Ricordando il rapimento del piccolo Giuseppe Di Matteo
Il figlio del pentito Santino Di Matteo fu sequestrato da membri di Cosa Nostra, dopo più di due anni di prigionia fu strangolato e il suo corpo sciolto nell'acido
Era il 23 novembre del 1993 quando Giuseppe Di Matteo, il figlio tredicenne del collaboratore di giustizia Santino Di Matteo, fu rapito in un maneggio da un gruppo di appartenenti a Cosa Nostra, nella speranza di indurre l’uomo a ritirare le accuse che stava muovendo contro alcuni mafiosi.
L’uccisione del ragazzo, avvenuta l’11 gennaio del 1996, ebbe molta risonanza sulla cronaca nazionale perché, dopo averlo strangolato, i suoi aguzzini sciolsero il corpo del piccolo Di Matteo nell’acido. Per questa ragione i suoi resti non furono mai ritrovati.
Giuseppe Di Matteo amava andare a cavallo e i rapitori – un gruppo di mafiosi che agivano su ordine del boss di San Giuseppe Jato, Giovanni Brusca, allora latitante – si recarono nel pomeriggio del 23 novembre nel maneggio di Altofonte travestiti da agenti della Dia.
“Agli occhi del bambino siamo apparsi degli angeli, ma in realtà eravamo dei lupi”, ha raccontato il pentito Gaspare Spatuzza, che partecipò al rapimento. Gli uomini fecero infatti credere al bambino che lo avrebbero condotto dal padre, che si trovava in una località protetta fuori dalla Sicilia. Il bambino ne era felice e diceva: “papà mio, amore mio”.
Il 1 dicembre 1993 la famiglia Di Matteo ricevette alcune foto del bambino con in mano un quotidiano del 29 novembre e un biglietto con la richiesta di far tacere il padre. All’epoca, Santino Di Matteo, ex membro del clan di Altofonte (Palermo), vicino ai corleonesi, stava fornendo indicazioni agli inquirenti sui responsabili della strage di Capaci e dell’uccisione dell’esattore di Salemi Ignazio Salvo.
Dopo un iniziale cedimento il padre del ragazzo, sebbene preoccupato per la sorte del figlio, decise di proseguire la collaborazione con la giustizia.
(La foto di Giuseppe Di Matteo durante la prigionia. Il pezzo continua dopo la foto.)
Durante il periodo di oltre due anni in cui fu prigioniero, Giuseppe Di Matteo fu trasportato da una provincia all’altra della Sicilia e passò per le mani di decine di mafiosi.

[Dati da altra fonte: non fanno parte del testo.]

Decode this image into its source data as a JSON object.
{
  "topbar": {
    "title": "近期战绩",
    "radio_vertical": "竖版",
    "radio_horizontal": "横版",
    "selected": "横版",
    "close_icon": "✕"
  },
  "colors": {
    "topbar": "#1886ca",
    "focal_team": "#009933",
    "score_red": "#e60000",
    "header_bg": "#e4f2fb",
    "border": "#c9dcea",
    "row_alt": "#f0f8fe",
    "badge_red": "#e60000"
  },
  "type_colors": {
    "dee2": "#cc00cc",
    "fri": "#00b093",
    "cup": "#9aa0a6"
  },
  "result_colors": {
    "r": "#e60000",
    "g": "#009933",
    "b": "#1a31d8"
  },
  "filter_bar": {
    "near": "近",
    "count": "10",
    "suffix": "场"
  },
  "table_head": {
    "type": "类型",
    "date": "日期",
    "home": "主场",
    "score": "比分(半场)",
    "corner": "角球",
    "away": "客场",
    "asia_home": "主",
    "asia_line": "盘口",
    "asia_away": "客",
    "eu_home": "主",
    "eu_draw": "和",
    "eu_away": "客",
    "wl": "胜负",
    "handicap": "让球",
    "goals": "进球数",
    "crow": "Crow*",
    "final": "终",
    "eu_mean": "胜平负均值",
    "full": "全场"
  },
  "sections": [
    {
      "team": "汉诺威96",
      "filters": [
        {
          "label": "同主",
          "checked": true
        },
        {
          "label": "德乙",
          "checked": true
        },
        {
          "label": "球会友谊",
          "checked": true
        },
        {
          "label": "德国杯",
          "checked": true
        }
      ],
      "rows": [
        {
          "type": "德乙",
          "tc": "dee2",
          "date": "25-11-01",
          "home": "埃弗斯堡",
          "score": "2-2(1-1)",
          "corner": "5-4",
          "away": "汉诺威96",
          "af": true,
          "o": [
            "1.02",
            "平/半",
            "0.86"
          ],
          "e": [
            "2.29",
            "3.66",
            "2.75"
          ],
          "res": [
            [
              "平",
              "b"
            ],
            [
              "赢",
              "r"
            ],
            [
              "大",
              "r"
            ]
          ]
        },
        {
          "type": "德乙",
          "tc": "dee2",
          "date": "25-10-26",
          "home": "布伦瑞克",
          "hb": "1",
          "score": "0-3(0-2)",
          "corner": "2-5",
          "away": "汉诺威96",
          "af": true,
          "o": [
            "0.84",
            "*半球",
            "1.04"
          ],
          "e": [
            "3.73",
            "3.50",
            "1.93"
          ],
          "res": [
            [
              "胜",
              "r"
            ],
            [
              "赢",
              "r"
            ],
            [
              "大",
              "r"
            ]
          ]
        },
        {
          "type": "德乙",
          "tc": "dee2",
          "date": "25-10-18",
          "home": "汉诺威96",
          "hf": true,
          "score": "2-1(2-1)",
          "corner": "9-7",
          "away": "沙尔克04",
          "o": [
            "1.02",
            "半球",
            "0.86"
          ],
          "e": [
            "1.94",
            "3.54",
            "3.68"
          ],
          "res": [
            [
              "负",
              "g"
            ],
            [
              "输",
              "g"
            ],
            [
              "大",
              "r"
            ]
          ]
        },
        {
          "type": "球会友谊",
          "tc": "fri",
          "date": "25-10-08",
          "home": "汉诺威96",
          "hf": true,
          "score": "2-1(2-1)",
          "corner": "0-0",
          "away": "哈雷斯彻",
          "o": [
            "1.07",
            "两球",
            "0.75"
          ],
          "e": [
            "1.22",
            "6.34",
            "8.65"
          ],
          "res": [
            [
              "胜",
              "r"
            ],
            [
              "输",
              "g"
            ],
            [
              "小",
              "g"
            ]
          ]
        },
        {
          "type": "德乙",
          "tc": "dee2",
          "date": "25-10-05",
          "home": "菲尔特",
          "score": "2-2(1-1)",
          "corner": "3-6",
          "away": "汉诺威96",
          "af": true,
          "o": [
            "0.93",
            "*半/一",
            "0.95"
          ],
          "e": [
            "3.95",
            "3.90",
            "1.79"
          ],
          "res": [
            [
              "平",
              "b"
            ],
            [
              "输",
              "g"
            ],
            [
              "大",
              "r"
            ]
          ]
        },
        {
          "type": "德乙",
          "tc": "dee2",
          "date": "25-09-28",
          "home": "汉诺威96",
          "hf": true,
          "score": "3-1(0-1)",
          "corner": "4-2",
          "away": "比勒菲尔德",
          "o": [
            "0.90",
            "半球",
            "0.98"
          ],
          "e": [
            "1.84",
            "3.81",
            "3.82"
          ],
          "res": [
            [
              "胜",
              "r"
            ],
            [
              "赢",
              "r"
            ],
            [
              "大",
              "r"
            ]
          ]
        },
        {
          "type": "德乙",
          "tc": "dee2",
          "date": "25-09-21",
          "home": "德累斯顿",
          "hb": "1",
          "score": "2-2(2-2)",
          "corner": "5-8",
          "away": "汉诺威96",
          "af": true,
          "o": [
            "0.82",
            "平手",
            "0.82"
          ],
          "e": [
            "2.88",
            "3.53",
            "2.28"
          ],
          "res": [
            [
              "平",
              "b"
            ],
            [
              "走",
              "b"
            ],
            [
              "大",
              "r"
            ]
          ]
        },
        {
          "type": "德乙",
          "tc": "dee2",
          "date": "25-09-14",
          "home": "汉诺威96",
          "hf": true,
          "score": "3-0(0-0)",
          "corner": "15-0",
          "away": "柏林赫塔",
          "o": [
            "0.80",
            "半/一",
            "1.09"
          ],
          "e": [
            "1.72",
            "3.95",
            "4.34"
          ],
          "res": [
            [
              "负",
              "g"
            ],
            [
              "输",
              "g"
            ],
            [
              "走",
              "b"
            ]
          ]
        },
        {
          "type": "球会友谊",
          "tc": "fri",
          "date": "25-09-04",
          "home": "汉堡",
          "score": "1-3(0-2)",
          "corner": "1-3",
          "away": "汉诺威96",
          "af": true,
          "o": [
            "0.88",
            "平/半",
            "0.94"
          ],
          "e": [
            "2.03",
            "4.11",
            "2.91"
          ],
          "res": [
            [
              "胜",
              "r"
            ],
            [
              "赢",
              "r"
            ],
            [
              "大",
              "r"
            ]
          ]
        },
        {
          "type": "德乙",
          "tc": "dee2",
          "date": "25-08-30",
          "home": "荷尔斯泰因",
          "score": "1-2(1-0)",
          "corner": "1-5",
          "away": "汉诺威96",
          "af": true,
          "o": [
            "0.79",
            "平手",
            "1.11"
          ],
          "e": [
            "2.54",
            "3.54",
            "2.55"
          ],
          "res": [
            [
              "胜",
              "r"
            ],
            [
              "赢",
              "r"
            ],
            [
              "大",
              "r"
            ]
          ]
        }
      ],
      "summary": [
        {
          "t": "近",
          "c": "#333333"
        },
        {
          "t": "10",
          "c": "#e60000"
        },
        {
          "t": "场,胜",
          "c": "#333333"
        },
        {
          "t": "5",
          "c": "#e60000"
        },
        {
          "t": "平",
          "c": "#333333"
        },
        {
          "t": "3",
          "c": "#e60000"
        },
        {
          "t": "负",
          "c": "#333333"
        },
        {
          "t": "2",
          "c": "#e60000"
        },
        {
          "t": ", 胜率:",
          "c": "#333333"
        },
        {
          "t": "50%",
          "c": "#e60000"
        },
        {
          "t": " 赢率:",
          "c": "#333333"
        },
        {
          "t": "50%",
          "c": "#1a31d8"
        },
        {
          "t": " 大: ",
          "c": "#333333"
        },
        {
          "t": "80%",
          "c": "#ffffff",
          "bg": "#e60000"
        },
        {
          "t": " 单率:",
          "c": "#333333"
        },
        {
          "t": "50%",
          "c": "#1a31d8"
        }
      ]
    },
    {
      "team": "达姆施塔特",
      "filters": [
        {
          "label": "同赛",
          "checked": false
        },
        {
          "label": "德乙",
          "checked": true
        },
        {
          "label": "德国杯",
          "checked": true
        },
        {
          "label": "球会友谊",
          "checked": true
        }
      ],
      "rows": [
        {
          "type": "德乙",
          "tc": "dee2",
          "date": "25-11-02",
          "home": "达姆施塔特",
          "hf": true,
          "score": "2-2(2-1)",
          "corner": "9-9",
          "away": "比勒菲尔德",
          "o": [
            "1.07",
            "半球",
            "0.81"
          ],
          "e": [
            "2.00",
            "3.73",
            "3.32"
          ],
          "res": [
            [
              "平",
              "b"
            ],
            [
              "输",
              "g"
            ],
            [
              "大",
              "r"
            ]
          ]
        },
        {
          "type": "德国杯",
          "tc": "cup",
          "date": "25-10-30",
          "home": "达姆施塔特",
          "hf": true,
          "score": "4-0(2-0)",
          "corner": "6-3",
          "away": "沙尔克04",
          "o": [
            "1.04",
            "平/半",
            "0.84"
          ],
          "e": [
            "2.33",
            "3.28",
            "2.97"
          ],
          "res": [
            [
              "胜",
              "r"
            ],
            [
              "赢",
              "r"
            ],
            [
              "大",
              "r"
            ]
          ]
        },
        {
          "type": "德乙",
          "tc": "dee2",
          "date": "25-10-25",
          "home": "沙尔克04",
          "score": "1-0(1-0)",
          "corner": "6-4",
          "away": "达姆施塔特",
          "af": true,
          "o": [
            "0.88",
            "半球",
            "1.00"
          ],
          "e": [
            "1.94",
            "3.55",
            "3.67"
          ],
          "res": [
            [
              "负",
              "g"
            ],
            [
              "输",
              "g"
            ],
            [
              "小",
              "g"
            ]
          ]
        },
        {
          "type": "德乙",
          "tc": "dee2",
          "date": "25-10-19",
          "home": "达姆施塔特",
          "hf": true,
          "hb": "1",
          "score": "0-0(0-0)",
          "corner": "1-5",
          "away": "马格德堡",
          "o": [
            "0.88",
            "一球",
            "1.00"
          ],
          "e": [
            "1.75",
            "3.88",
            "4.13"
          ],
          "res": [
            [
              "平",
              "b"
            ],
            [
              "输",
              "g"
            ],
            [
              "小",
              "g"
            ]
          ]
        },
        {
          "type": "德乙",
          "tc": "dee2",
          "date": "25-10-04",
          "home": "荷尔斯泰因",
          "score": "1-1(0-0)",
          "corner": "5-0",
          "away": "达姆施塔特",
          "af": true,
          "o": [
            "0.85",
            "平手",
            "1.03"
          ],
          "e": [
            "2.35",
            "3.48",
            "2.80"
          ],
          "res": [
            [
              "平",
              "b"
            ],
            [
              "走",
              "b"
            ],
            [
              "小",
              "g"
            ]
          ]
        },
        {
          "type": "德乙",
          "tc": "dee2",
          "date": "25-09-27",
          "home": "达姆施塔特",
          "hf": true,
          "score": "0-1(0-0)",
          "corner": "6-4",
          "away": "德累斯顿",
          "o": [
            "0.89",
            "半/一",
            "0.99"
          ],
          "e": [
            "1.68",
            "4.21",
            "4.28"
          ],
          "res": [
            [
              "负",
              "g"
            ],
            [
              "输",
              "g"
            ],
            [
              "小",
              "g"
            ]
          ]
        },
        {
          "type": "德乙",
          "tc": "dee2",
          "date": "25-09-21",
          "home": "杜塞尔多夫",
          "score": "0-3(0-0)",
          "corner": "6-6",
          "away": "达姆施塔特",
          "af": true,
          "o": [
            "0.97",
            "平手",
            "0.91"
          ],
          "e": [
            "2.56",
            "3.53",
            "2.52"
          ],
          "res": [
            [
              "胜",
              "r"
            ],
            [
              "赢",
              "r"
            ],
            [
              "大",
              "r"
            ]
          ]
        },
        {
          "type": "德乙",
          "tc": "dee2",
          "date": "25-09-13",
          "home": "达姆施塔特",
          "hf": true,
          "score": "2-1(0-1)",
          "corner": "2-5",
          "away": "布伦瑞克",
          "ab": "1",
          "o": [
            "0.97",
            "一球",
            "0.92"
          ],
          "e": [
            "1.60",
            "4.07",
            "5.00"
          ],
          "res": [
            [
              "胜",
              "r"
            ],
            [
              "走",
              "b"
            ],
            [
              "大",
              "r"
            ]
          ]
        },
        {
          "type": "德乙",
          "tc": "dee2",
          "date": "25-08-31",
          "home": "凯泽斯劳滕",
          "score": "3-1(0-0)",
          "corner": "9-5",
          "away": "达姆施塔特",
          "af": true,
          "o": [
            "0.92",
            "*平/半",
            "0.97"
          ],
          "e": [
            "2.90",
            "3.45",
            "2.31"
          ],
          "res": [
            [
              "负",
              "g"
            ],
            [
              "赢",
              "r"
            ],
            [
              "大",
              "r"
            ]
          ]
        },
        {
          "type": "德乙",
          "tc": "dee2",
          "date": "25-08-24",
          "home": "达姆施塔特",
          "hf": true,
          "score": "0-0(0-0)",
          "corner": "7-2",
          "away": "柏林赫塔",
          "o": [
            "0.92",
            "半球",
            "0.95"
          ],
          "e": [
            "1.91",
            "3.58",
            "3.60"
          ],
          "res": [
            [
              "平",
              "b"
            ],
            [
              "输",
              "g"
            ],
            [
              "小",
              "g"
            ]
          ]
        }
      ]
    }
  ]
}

Secondo quanto riferito dal pentito Vincenzo Sinacori, da febbraio ad agosto del 1995 il ragazzino fu anche affidato a persone appartenenti al clan Messina Denaro, quello del boss Matteo, latitante dal 1993.
Mentre si trovava in una villetta di Castellammare del Golfo (Trapani), Di Matteo fu rinchiuso in un bagno e il cibo gli veniva passato da un buco nella porta. La sua ultima prigione fu in una villa bunker a San Cipirrello (Palermo).
L’ordine di uccidere il ragazzo, ormai fortemente indebolito dalla lunga prigionia, fu dato da Giovanni Brusca quando seppe di essere stato condannato dalla Corte d’Assise di Palermo per l’omicidio Salvo, anche a causa delle rivelazioni di Santino Di Matteo. “Liberati du cagnuleddu”, disse al fratello Enzo. A eseguire l’ordine furono Vincenzo Chiodo, Enzo Brusca e Giuseppe Monticciolo.
Per il sequestro e l’uccisione del piccolo Di Matteo oltre a Giovanni Brusca sono stati condannati un centinaio di mafiosi tra cui Leoluca Bagarella, Giuseppe Graviano, Salvatore Grigoli, Matteo Messina Denaro e Gaspare Spatuzza. “Per fermare il pentito Di Matteo abbiamo scelto il ricatto più ignobile, prendergli il figlio”, ha detto anni dopo uno dei carcerieri, Giuseppe Monticciolo. “Così credevamo di aver risolto il problema ma invece andò a finire che quel bambino morto ammazzato, un bimbo, sconfisse la mafia. Fu peggio di una sconfitta militare, perché Cosa nostra perse la faccia e il rispetto della gente”.